📌 O RESUMO DA NOTÍCIA:
- Títulos de dívida de longo prazo dos EUA voltaram a cair após intervenção do Tesouro.
- O Tesouro havia anunciado o aumento das compras de títulos de US$ 2 bilhões para “pelo menos” US$ 4 bilhões.
- Analistas veem a medida como “curativo” e questionam a estratégia fiscal diante do déficit crescente.
- A dívida nacional dos EUA atingiu o recorde de US$ 40 trilhões, gerando apreensão no mercado.
A intervenção do Tesouro dos Estados Unidos para estabilizar o mercado de títulos de dívida de longo prazo não surtiu o efeito esperado, com os papéis voltando a cair e gerando preocupação global sobre a saúde fiscal americana. A medida, vista como insuficiente por analistas, destaca o ceticismo dos investidores frente ao crescente endividamento do país.
Intervenção e reação do mercado
Na última quinta-feira (20), os títulos de dívida de longo prazo do governo dos Estados Unidos voltaram a cair. Os rendimentos dos títulos do Tesouro americano de 30 anos subiram 0,06 ponto percentual, atingindo 5,24%. Isso reverteu a maior parte da queda registrada após o anúncio de intervenção. O Tesouro havia prometido na quarta-feira (19) dobrar suas compras de títulos, de US$ 2 bilhões para “pelo menos” US$ 4 bilhões, buscando estabilizar o mercado. A medida, contudo, teve efeito breve, e o dólar americano, que havia recuado, recuperou parte das perdas.
Dívida recorde e ceticismo de analistas
A intervenção do Tesouro não conseguiu acalmar a apreensão dos investidores.
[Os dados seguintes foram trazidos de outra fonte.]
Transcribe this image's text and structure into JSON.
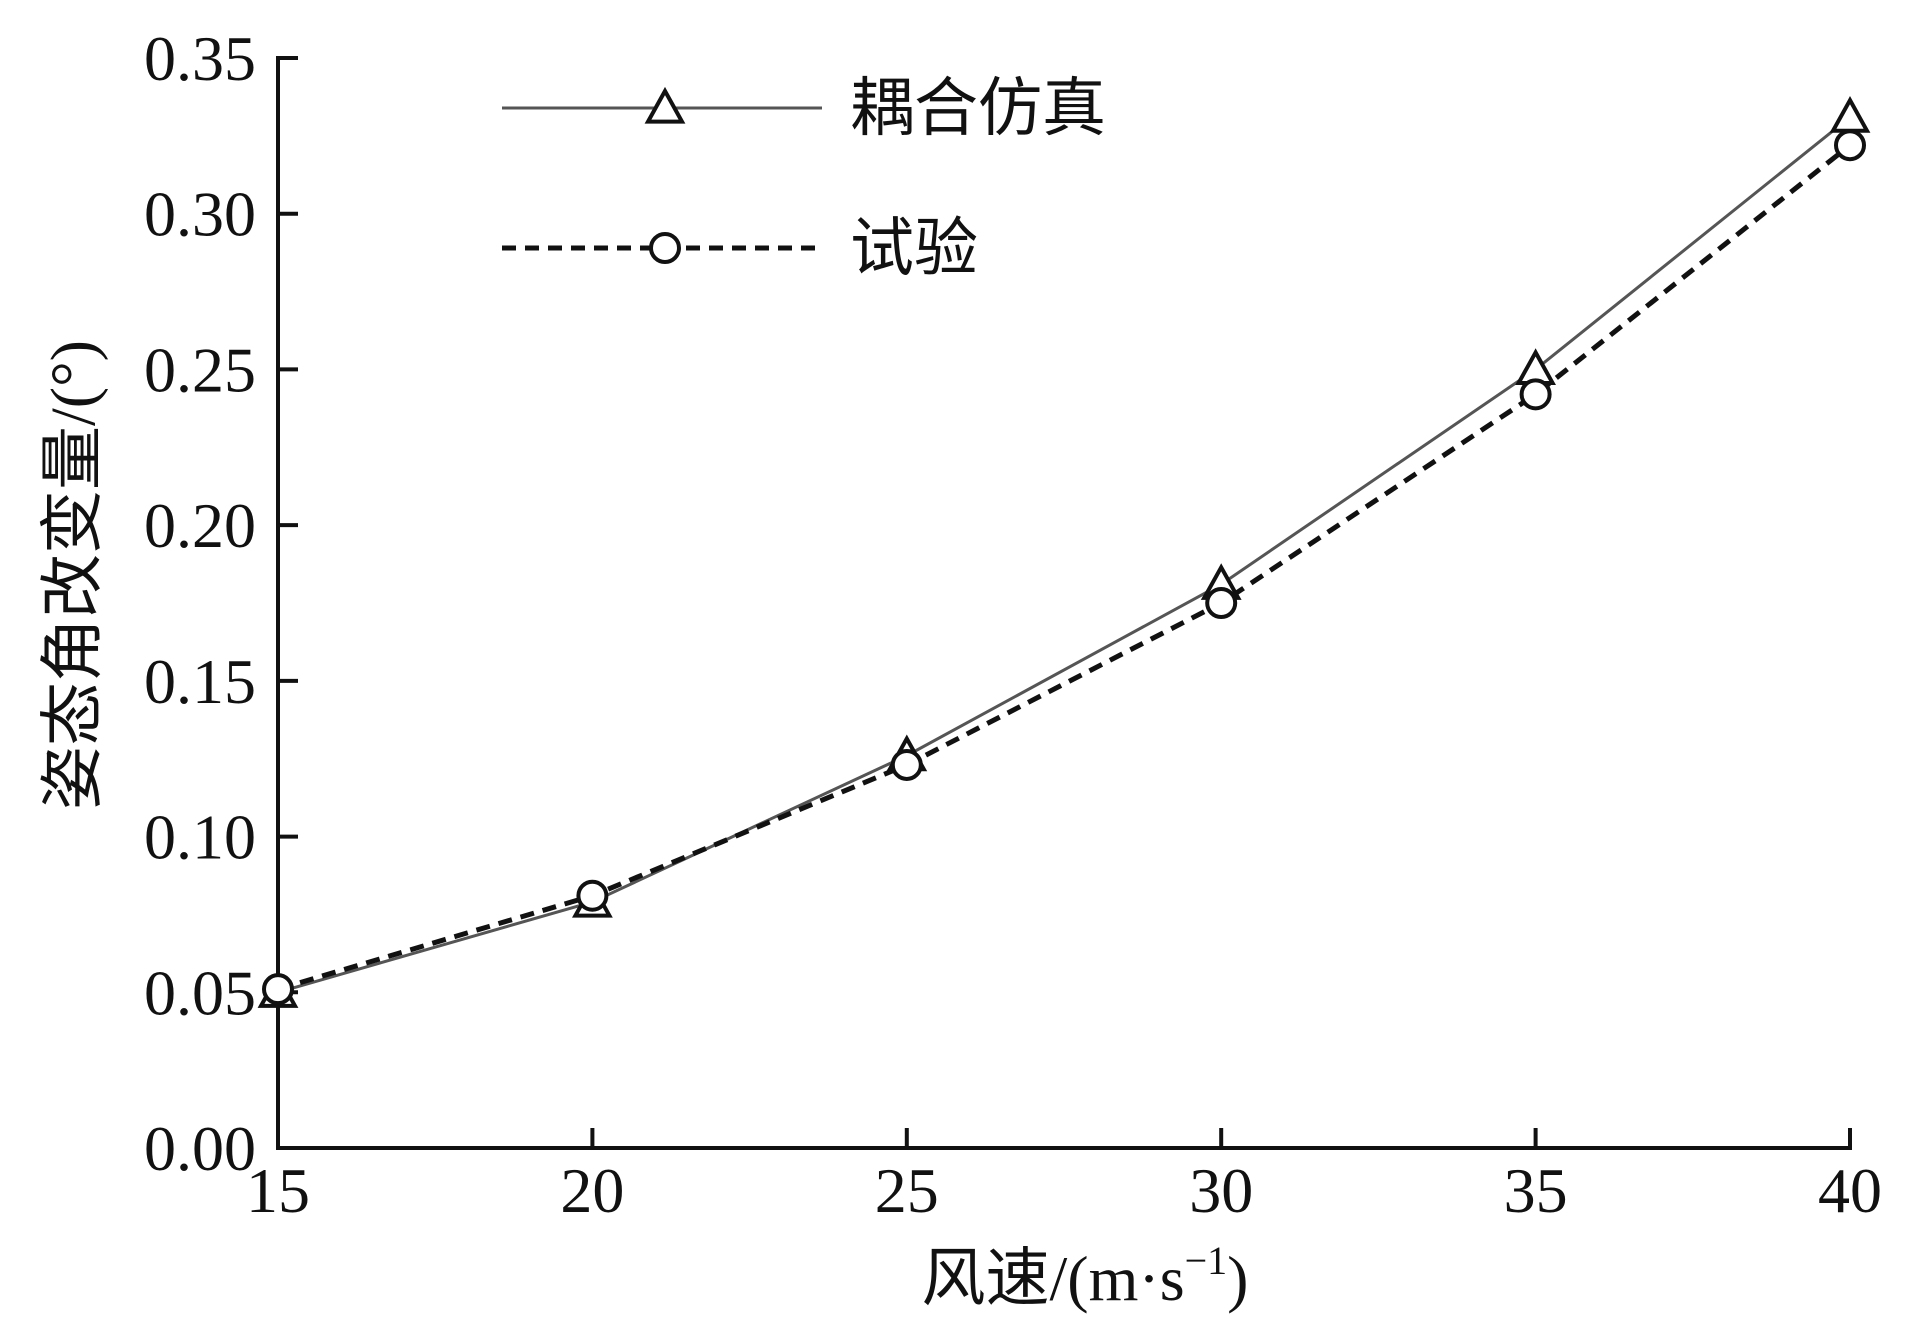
{
  "chart_data": {
    "type": "line",
    "title": "",
    "xlabel": "风速/(m·s",
    "xlabel_sup": "−1",
    "xlabel_close": ")",
    "ylabel": "姿态角改变量/(°)",
    "x": [
      15,
      20,
      25,
      30,
      35,
      40
    ],
    "xticks": [
      "15",
      "20",
      "25",
      "30",
      "35",
      "40"
    ],
    "yticks": [
      "0.00",
      "0.05",
      "0.10",
      "0.15",
      "0.20",
      "0.25",
      "0.30",
      "0.35"
    ],
    "xlim": [
      15,
      40
    ],
    "ylim": [
      0,
      0.35
    ],
    "grid": false,
    "legend_position": "top-left",
    "series": [
      {
        "name": "耦合仿真",
        "values": [
          0.05,
          0.079,
          0.126,
          0.181,
          0.25,
          0.331
        ],
        "marker": "triangle",
        "line_style": "solid",
        "color": "#555555"
      },
      {
        "name": "试验",
        "values": [
          0.051,
          0.081,
          0.123,
          0.175,
          0.242,
          0.322
        ],
        "marker": "circle",
        "line_style": "dashed",
        "color": "#111111"
      }
    ]
  }
}
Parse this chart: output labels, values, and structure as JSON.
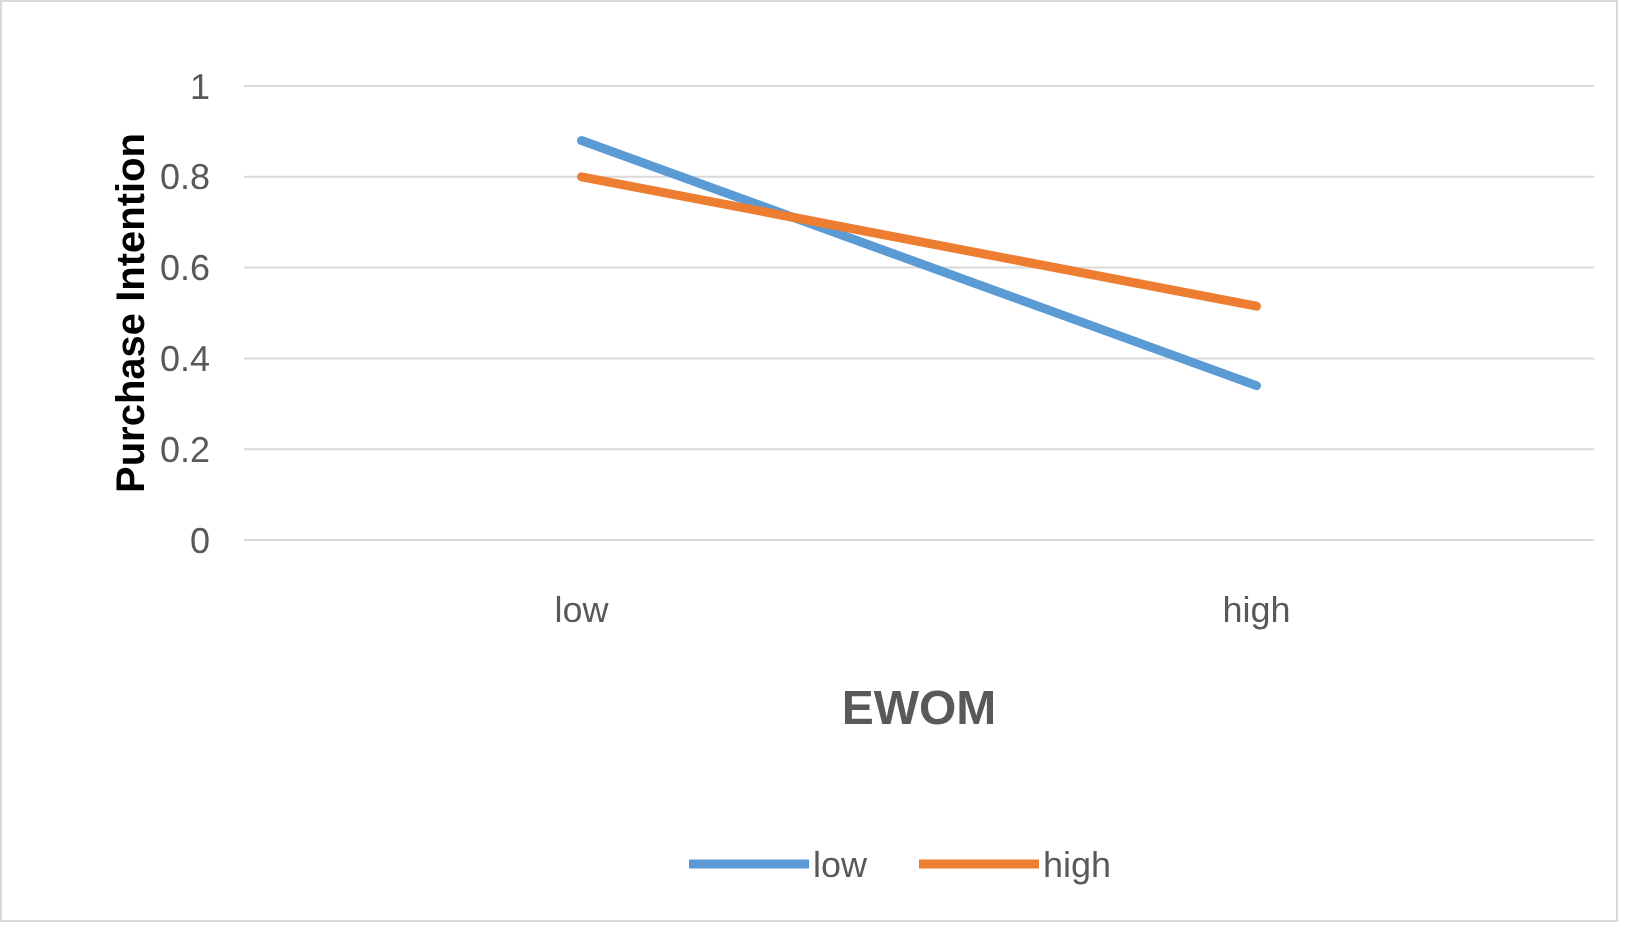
{
  "chart_data": {
    "type": "line",
    "xlabel": "EWOM",
    "ylabel": "Purchase Intention",
    "categories": [
      "low",
      "high"
    ],
    "series": [
      {
        "name": "low",
        "color": "#5b9bd5",
        "values": [
          0.88,
          0.34
        ]
      },
      {
        "name": "high",
        "color": "#ed7d31",
        "values": [
          0.8,
          0.515
        ]
      }
    ],
    "ylim": [
      0,
      1
    ],
    "yticks": [
      0,
      0.2,
      0.4,
      0.6,
      0.8,
      1
    ],
    "grid": "y",
    "legend": "bottom",
    "marker": "none",
    "line_style": "solid"
  }
}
A dívida nacional dos EUA atingiu o recorde de US$ 40 trilhões, com déficits equivalentes a cerca de 6% do PIB. Analistas de Wall Street consideram a estratégia do Tesouro um “curativo”, insuficiente sem um plano de consolidação fiscal mais amplo. O secretário Scott Bessent tentou aliviar as preocupações, sinalizando novas iniciativas para reduzir o déficit. Ele argumentou que o mercado não estaria considerando todos os fundamentos subjacentes. Contudo, o mercado questiona a eficácia da medida sem cortes de gastos ou aumento de impostos.
A persistente preocupação com o endividamento e a inflação nos EUA mantém os investidores atentos aos próximos passos do governo para uma consolidação fiscal efetiva, crucial para a estabilidade econômica global.